6.1 DSA Prototype: Lightning Indexer and Fine-Grained Token Selection

DeepSeek Sparse Attention (DSA) is the key architectural innovation introduced in DeepSeek-V3.2. The model uses exactly the same architecture as DeepSeek-V3.2-Exp, and compared to DeepSeek-V3.1-Terminus, the only architectural modification is the introduction of DSA through continued training.
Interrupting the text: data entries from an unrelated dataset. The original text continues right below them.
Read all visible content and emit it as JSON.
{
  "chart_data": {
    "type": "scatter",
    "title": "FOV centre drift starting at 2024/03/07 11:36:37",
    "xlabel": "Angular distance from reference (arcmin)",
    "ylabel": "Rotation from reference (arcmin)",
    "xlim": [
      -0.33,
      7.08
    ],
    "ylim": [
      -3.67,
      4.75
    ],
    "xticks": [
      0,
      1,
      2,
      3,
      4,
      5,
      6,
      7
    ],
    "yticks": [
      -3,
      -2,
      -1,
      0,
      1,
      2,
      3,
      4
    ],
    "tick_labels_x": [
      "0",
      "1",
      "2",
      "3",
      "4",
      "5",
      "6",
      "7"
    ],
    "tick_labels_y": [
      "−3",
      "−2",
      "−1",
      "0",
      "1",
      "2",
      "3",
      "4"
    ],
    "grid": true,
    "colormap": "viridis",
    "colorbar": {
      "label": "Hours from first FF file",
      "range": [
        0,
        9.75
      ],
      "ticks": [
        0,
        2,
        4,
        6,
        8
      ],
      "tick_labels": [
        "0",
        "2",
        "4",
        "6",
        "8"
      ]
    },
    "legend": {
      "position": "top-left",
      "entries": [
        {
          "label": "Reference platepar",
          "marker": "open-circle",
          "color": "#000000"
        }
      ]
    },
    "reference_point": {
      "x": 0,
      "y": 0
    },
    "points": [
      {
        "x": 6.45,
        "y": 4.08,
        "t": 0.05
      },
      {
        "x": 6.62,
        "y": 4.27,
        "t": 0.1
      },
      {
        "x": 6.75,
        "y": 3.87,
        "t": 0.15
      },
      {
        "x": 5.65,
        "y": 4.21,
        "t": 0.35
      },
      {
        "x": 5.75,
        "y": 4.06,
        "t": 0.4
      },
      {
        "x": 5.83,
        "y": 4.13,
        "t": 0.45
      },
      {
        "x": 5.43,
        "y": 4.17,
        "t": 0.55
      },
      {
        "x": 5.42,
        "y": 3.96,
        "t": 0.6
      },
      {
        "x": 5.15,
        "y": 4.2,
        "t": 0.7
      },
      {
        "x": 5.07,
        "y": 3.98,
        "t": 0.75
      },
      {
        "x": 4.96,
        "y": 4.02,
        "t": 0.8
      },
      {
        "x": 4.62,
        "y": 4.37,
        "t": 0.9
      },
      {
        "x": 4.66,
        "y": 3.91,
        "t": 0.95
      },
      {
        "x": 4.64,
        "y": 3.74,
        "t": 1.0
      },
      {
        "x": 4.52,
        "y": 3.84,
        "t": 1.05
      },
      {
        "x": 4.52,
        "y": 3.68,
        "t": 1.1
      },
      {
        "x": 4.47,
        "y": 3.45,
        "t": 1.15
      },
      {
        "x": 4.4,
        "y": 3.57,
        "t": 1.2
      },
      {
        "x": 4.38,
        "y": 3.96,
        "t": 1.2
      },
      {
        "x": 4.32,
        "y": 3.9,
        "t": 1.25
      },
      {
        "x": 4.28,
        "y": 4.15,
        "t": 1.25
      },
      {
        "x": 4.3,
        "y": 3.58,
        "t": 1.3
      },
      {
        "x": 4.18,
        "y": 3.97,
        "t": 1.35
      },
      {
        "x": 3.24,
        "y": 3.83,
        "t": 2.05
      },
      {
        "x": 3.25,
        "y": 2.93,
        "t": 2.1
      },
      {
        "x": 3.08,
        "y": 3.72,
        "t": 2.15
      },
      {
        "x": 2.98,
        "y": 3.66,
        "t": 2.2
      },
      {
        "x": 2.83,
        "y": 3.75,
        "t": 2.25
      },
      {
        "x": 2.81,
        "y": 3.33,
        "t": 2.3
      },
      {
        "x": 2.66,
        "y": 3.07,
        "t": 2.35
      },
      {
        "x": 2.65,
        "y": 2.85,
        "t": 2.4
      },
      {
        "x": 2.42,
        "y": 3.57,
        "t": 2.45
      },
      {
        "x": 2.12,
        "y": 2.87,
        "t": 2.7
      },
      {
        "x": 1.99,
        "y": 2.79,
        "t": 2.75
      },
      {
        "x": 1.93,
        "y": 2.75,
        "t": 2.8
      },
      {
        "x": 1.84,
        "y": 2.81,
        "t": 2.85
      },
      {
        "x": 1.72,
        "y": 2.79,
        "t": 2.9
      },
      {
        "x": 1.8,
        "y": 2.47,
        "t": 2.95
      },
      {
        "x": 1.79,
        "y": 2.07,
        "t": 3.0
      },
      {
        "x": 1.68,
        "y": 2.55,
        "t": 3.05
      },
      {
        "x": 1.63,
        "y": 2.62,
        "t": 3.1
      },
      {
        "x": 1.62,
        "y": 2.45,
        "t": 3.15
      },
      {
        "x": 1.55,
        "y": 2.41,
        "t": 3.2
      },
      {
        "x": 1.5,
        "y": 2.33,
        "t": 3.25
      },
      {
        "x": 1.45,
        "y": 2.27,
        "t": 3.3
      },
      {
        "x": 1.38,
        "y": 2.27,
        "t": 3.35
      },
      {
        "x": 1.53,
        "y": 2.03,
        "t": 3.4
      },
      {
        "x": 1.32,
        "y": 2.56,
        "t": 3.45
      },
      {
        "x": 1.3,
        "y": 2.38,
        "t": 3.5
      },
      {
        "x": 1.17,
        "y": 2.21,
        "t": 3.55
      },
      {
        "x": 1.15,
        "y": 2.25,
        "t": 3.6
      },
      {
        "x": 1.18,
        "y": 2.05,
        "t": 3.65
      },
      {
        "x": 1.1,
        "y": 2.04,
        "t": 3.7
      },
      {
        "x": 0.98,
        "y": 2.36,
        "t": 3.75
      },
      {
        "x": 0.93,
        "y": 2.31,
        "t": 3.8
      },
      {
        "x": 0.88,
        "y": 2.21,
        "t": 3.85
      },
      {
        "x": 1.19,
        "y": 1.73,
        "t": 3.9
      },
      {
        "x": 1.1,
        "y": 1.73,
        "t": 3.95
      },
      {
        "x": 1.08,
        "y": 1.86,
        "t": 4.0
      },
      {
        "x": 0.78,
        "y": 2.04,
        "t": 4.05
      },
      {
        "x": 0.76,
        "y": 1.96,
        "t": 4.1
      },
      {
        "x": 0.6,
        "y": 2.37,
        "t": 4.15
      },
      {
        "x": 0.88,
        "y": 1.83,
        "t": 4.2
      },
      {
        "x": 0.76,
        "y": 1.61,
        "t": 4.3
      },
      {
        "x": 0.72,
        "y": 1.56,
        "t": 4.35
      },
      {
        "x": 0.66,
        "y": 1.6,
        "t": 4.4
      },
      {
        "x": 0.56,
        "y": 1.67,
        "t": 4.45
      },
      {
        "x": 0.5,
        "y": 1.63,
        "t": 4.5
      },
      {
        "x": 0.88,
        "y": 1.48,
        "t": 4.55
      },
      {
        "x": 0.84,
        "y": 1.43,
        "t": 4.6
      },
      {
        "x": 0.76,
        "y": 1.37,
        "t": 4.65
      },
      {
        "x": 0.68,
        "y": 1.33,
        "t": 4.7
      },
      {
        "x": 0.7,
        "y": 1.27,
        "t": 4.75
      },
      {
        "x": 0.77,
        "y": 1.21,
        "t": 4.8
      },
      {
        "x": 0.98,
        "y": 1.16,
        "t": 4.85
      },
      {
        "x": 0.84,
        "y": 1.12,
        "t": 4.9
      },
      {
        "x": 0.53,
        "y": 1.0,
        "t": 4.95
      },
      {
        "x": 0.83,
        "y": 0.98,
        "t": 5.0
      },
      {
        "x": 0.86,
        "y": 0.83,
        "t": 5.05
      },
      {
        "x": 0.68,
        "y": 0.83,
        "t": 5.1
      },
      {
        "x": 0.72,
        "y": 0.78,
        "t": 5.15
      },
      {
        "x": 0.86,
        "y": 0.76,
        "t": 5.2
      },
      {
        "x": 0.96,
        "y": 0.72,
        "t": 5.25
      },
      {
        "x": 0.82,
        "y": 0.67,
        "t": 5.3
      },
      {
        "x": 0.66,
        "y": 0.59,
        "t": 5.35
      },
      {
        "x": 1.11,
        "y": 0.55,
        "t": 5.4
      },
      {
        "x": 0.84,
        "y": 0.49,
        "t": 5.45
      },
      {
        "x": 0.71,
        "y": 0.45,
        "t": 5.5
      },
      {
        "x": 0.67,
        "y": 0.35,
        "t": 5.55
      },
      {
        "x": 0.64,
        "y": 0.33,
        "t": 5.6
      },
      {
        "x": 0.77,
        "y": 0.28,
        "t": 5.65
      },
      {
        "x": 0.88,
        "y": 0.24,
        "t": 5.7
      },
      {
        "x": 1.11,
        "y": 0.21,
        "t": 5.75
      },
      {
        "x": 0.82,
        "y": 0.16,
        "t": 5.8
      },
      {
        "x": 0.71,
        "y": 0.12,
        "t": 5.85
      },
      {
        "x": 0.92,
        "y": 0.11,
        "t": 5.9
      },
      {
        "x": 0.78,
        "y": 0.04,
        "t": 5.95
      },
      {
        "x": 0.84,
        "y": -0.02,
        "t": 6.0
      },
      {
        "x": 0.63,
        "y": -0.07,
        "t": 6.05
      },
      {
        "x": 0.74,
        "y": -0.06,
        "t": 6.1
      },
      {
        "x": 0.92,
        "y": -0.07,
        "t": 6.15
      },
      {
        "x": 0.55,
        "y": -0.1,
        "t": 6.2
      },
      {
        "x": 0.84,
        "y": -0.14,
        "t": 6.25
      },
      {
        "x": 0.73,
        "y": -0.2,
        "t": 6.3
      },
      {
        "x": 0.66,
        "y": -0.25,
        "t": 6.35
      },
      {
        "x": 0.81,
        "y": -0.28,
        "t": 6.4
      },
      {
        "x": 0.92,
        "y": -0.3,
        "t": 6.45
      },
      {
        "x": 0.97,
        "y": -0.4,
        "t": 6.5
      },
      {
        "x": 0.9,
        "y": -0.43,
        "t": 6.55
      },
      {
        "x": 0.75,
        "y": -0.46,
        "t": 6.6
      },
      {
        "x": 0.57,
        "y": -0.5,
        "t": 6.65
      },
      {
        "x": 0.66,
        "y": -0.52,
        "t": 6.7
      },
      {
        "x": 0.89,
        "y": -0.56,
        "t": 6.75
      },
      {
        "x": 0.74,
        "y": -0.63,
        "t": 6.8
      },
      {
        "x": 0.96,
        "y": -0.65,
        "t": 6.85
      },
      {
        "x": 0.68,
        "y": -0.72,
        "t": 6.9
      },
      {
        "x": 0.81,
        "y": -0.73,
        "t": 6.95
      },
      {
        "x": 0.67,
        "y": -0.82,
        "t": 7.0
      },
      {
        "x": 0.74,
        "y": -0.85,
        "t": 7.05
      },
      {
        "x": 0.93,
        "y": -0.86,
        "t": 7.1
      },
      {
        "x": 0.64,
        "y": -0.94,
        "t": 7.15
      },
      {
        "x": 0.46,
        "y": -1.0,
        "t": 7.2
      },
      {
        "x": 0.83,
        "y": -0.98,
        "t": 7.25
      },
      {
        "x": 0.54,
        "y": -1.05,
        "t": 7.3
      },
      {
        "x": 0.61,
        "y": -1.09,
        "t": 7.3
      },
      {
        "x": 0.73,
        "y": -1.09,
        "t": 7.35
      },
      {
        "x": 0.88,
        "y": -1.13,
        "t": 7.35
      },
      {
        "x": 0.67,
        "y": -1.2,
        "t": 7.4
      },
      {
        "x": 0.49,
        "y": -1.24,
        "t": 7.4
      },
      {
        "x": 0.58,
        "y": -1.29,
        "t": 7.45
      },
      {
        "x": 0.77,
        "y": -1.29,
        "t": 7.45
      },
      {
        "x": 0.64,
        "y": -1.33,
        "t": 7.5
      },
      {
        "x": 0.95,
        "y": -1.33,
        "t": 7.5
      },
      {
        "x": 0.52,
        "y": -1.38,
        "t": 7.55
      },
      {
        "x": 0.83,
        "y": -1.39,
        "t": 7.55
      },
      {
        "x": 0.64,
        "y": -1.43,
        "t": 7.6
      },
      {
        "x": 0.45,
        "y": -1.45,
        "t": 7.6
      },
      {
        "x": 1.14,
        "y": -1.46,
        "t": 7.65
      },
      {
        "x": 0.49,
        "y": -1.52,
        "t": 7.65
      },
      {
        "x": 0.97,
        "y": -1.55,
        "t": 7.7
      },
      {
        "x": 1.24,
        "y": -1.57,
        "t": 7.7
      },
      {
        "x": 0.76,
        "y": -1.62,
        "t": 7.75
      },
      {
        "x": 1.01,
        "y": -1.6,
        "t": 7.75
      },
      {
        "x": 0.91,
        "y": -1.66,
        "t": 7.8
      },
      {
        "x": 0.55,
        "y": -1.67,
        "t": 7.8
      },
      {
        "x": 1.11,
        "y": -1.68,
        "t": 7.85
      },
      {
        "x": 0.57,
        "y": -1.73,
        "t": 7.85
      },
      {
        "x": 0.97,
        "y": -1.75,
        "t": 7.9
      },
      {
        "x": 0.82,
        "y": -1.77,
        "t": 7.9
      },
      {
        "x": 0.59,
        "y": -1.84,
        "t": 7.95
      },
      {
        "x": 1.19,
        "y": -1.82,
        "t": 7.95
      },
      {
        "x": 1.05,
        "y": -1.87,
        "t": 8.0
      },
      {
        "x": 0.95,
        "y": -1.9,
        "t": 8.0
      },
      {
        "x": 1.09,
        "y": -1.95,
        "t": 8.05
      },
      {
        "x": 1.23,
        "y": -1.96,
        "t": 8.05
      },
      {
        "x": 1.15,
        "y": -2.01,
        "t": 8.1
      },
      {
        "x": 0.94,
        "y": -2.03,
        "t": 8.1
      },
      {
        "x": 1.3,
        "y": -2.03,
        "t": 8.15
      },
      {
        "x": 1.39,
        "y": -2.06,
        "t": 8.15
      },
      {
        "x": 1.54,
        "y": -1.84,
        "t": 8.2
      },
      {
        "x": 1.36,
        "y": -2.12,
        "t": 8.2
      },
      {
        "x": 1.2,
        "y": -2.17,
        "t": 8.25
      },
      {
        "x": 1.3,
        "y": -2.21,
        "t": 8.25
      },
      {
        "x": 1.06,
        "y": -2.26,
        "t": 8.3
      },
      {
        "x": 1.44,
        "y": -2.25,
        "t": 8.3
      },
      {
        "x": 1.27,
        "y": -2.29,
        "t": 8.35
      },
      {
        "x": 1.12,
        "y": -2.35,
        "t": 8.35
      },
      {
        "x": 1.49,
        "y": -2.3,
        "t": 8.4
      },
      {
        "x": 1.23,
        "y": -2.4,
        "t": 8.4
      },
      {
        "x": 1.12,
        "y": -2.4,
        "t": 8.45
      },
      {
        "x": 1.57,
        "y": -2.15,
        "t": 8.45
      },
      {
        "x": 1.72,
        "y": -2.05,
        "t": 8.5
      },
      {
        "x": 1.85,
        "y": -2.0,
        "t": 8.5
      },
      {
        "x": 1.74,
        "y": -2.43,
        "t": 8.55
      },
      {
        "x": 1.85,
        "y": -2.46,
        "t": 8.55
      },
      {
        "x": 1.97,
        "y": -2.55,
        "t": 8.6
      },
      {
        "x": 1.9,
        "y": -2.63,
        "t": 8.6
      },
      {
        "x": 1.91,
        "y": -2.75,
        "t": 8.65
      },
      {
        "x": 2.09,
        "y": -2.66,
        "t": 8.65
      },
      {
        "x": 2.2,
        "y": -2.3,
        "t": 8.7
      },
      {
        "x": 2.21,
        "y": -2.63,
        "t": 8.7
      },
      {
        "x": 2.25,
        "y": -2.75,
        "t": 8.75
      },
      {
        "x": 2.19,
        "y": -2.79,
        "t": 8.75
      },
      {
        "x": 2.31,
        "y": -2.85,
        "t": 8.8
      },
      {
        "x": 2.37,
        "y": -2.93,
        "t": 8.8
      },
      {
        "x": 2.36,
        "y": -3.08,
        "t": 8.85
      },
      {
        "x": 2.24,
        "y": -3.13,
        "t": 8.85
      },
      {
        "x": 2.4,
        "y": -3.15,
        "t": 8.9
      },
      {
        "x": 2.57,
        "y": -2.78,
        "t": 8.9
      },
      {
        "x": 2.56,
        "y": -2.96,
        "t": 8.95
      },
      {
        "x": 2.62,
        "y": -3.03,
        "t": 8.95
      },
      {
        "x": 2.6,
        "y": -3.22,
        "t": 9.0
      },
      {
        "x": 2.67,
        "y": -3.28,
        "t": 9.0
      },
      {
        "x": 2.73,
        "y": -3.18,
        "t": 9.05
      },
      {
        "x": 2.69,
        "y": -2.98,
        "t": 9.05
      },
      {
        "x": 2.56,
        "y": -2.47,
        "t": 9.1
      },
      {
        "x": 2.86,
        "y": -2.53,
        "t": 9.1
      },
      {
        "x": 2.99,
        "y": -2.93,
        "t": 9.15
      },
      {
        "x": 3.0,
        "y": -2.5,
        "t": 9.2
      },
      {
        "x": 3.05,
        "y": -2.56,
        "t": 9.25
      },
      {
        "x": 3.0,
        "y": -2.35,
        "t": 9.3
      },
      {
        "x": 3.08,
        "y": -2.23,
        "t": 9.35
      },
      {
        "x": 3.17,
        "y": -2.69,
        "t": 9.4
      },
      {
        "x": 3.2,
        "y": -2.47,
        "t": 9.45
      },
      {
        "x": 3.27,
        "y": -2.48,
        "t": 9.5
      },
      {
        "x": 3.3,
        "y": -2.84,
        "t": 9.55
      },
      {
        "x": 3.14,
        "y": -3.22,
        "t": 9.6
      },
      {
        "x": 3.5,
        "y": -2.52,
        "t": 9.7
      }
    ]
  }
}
The core insight is simple but powerful: standard dense attention has O(L²) complexity, which becomes a severe bottleneck at long sequence lengths. DSA reduces this to O(L·k) where k ≪ L is the number of selected tokens.

Lightning Indexer

The indexer computes an index score I_{t,s} between a query token h_t and a preceding token h_s:

I_{t,s} = Σ_{j=1}^{H^I} w_{t,j}^I · ReLU(q_{t,j}^I · k_s^I)

Where:

  • H^I is the number of indexer heads (kept small for efficiency)
  • q_{t,j}^I and w_{t,j}^I are derived from query token h_t
  • k_s^I is derived from the preceding token h_s
  • ReLU is chosen as the activation function for throughput optimization

The lightning indexer has a small number of heads and can be implemented in FP8, making its computational overhead remarkably low.

Fine-Grained Token Selection

Given the index scores {I_{t,s}} for each query token, the selection mechanism retrieves only the key-value entries corresponding to the top-k index scores:

u_t = Attn(h_t, {c_s | I_{t,s} ∈ Top-k(I_{t,:})})

Where c_s represents the key-value entry (latent vector in MLA) for token s. The attention output u_t is computed by applying the standard attention mechanism between the query token and the sparsely selected entries only.

Instantiation Under MLA

For continued training from DeepSeek-V3.1-Terminus, DSA is instantiated based on MLA. At the kernel level, each key-value entry must be shared across multiple queries for computational efficiency, so DSA is implemented under the MQA (Multi-Query Attention) mode of MLA — where each latent vector (the key-value entry of MLA) is shared across all query heads of the query token.